The occurrence of stillbirth across different Vitamin D level categories, with no cases of stillbirth reported among the 140 participants. Specifically, 100% of participants in each category— deficient, insufficient, sufficient, and toxicity—did not experience stillbirth. This uniform absence of stillbirth across all Vitamin D levels suggests that within this study population, Vitamin D levels did not impact the occurrence of stillbirth.
Comparing these findings with other studies, we observe both consistencies and contrasts. A study by Scholl TO et al. (2012) [26]. Reported a higher incidence of stillbirth in populations with vitamin D deficiencies. Palacios C et al. (2019) [27]. Revealed that maintaining adequate Vitamin D levels was generally linked to a reduced occurrence of stillbirth. The overall uniform absence of stillbirth in our study population might indicate effective prenatal care and management of Vitamin D levels or could be attributed to the specific characteristics and size of the population studied.
The occurrence of congenital malformations across different Vitamin D level categories, with none of the participants experiencing congenital malformations.

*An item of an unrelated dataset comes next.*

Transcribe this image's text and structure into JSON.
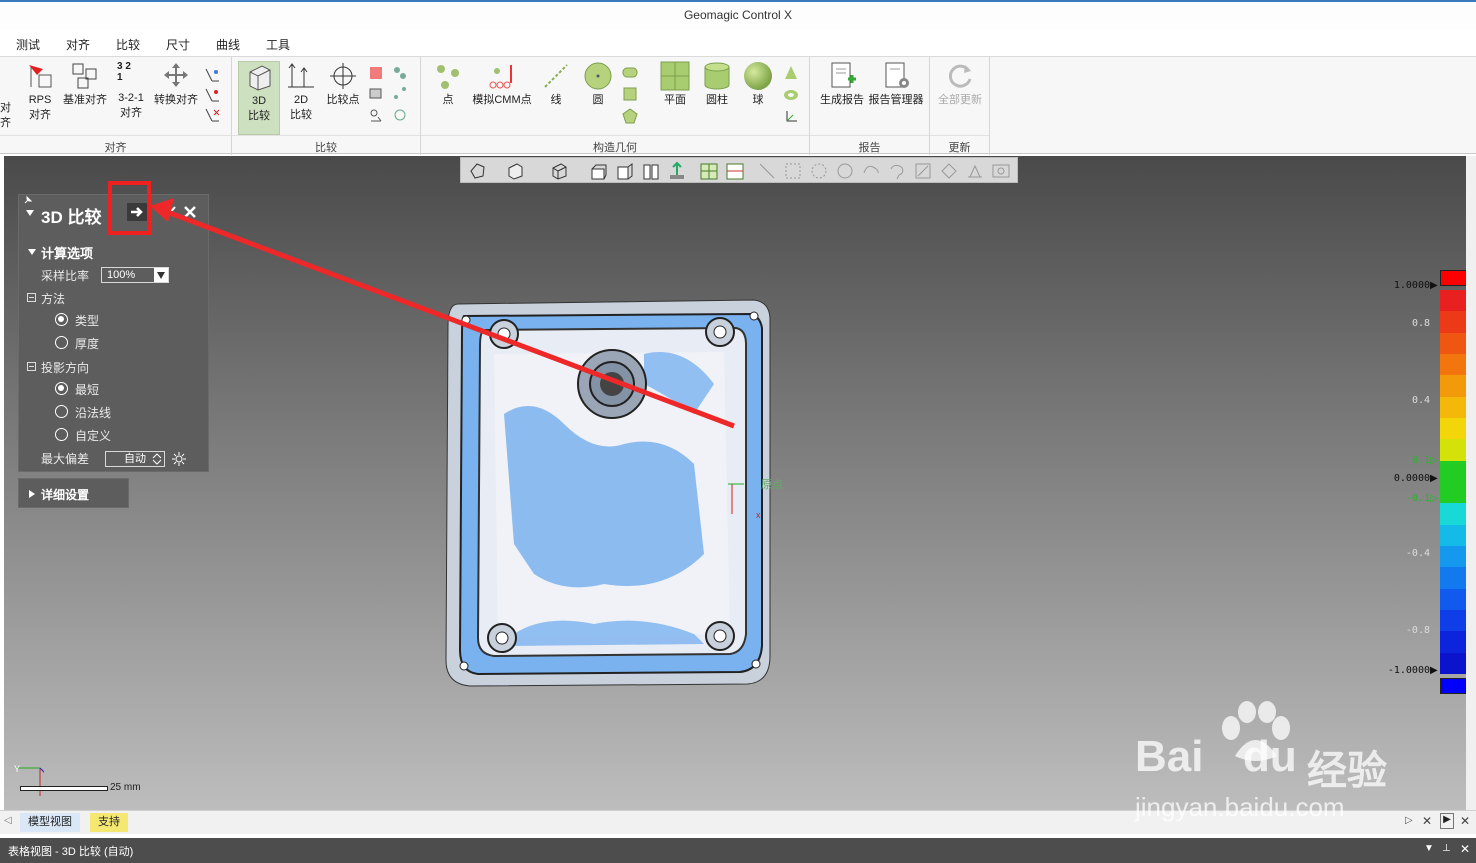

Specifically, 100% of participants in each category deficient, insufficient, sufficient, and toxicity—did not have congenital malformations. This indicates a uniform absence of congenital malformations across all Vitamin
D levels in this study. These findings contrast with several studies that have explored the relationship between Vitamin D levels and congenital malformations. a study by McNally JD et al. (2013) [28]. Reported a higher incidence of congenital malformations in populations with vitamin D deficiencies, implying that a vitamin D deficit may increase the chance of congenital abnormalities. In our study sample may be a result of good prenatal care and nutrition administration, or it may be a result of the particular traits of the community under investigation.
The study underscores the importance of holistic management of hypertensive disorders in pregnancy, focusing on established risk factors and comprehensive prenatal care. While maintaining adequate vitamin D levels is important for overall health, universal screening and supplementation for vitamin D may not be necessary unless specific deficiencies are identified. Future research should explore the complex interactions between vitamin D, various medical conditions, medications, and pregnancy outcomes. Longitudinal studies and larger, more diverse cohorts are essential to validate these findings and to provide a deeper understanding of the role of vitamin D in maternal-fetal health. In the end, this study adds to the expanding corpus of research on vitamin D's role during pregnancy and emphasizes the necessity of ongoing studies and evidence-based treatment procedures to maximize the health of both the mother and the fetus.